Squash

YEs we know how to Party, yes squashers do,  that is for certain, my liver knows!!!!
Baltimore cup 039
Good looking group above and poor player below

 

 

 

A Message from Bob Travers

Captain Emeritus

In 1948 Ambassador William H.G. FitzGerald founded a squash competition between the very best squash singles players from the Washington DC area and their counter points from Baltimore. The event is recognized as the oldest continuously played intra-city squash match in the United States and was recently mentioned in Squash magazine as an integral part of squash development in the United States.  In the early days it was wooden racquets and the large (very hard) green diamond ball the use of which covered side and front court walls with such innumerable black marks that they had to be scrubbed away more than once a season.   The participants were members of either the University Club in Washington, D.C. or the Maryland Club in Baltimore.  Now, the FitzGerald Cup is all softball and team members truly reflect the best players from both diverse squash communities.

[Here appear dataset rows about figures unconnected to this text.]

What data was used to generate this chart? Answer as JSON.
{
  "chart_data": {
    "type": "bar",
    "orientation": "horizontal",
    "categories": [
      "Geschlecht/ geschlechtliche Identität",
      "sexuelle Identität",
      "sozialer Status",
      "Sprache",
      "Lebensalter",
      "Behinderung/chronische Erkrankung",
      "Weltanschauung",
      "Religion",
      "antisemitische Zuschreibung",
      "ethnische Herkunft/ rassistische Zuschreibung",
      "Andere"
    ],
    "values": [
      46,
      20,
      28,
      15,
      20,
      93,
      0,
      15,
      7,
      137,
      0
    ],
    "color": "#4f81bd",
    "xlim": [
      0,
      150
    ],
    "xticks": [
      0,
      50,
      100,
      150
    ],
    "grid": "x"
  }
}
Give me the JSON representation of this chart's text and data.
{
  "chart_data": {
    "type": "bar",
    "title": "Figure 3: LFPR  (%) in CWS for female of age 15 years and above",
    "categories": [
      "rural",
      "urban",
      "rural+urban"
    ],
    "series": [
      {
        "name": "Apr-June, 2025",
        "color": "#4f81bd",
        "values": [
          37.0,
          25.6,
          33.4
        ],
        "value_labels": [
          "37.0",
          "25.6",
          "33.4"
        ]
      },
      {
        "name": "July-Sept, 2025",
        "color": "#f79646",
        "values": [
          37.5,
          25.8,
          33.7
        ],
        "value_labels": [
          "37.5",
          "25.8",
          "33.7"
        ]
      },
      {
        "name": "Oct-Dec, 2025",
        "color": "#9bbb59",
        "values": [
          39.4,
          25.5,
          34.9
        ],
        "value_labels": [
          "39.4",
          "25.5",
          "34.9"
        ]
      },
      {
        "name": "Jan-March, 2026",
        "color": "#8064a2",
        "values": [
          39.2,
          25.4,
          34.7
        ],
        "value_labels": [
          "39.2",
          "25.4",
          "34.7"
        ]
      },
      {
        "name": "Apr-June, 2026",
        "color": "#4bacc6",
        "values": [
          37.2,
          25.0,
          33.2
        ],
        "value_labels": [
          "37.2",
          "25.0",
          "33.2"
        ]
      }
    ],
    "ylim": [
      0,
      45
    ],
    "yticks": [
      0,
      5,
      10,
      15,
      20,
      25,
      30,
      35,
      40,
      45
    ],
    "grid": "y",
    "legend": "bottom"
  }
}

Each team is comprised of thirteen members plus its Captain who may or may not play.  Seven team members play in the Open division.  Six team members play in progressive age brackets.  The champion team and holder of the Fitzgerald Cup for that year is simply the team that wins the most matches.  Players who have represented their city five times have their names permenantly engraved on the trophy.

The first FitzGerald Cup was played at the University Club and in the following year (1949) the Maryland Club was the host.  Since then, play has alternated between the two cities, normally the first or second Saturday of January.  The only exception was 1997 when for a second year in a row the FitzGerald Cup was played in Baltimore.  Ambassador FitzGerald requested this so that the 50th anniversary event could be held in his hometown.  Over one hundred people attended the 50th anniversary matches and the commemoration party hosted by the ambassador and his wife at their Washington, D.C. home.